The use of experience and the use of scripture in the early church texts will be important to pay attention to as we go forward. It will be especially important as we consider our next author, St. Augustine. Anselm lived between 1033 and 1109, was born in Italy, was a Benedictine monk, and one of the first voices in the scholastic movement but is popularly known for being an Archbishop of Canterbury. Augustine lived between 354 and 430, was born near Carthage in North Africa, and after a youth of debauchery, heresy, and spiritual unrest, became a bishop and one of the most important theologians of his time – actually of all of the history of western civilization after him. Augustine’s influence is seen even in Anselm’s prayer we cited last week which is a close reiteration of the prayer Augustine uses to start his Confessions.
Besides the Confessions, Augustine’s book, the City of God, is one of his most popular and most important. It is a long collection covering all kinds of topics. It was a later work of Augustine’s and he does not hold back proving how smart he is by showing how much he can talk about. One topic he discusses briefly (relatively briefly) and yet might still be odd for the modern reader to find discussed at all is “The Resurrection of Women’s Bodies.” To set the context a little, Augustine is here addressing and correcting a belief among some theologians that the bodies of women will not be resurrected at the eschaton as female bodies but that all bodies will rise as male bodies. The full discussion can be found in Book 22, Chapter 17. I will here quote only some of the more thought provoking passages and look forward to your comments and further discussion of this passage next week.

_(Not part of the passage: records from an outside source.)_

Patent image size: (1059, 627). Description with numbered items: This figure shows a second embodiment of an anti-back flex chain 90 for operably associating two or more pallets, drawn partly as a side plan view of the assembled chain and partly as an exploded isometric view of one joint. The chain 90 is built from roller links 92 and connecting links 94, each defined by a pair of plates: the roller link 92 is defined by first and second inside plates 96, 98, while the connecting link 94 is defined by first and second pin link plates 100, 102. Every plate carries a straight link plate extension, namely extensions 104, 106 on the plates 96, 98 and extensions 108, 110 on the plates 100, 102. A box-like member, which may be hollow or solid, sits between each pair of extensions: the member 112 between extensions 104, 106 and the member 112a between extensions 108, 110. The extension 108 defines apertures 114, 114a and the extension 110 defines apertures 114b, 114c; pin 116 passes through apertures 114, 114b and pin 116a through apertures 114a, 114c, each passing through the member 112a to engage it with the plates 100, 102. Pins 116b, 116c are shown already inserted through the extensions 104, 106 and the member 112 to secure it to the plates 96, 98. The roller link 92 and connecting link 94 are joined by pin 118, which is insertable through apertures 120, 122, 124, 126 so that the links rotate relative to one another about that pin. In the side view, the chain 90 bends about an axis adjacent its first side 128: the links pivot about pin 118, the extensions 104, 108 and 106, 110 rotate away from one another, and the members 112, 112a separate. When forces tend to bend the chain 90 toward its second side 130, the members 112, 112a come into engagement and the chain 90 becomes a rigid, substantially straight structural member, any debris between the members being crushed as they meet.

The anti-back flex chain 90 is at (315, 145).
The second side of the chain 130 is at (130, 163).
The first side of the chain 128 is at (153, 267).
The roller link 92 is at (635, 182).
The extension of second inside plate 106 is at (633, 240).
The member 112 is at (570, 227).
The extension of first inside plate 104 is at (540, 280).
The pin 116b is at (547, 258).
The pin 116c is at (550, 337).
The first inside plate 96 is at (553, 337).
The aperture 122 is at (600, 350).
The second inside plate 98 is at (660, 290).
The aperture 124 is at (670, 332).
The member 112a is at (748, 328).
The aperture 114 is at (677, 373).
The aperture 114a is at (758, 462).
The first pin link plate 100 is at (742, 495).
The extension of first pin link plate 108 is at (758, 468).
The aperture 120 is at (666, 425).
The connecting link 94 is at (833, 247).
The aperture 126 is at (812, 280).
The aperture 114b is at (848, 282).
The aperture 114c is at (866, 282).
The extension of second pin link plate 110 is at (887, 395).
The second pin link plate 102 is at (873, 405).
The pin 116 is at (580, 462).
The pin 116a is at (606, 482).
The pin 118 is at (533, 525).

“The more sensible view, it seems to me, is the one held by those who do not doubt that both sexes will rise again… And female sex is not a fault but rather a matter of nature, and it will then be exempt from intercourse and childbirth. The female organs will still be present. Now, however, they will be accommodated not to their former use but to a new beauty… Instead, they will evoke praise for the wisdom and compassion of God, who both created what was not and freed what he created… The woman, therefore, is just as much God’s creation as is the man. But, by her being made from the man, human unity was commended to us; and by her being made in this way, as I said, Christ and the Church were prefigured. Thus the one who established the two sexes will restore them both.”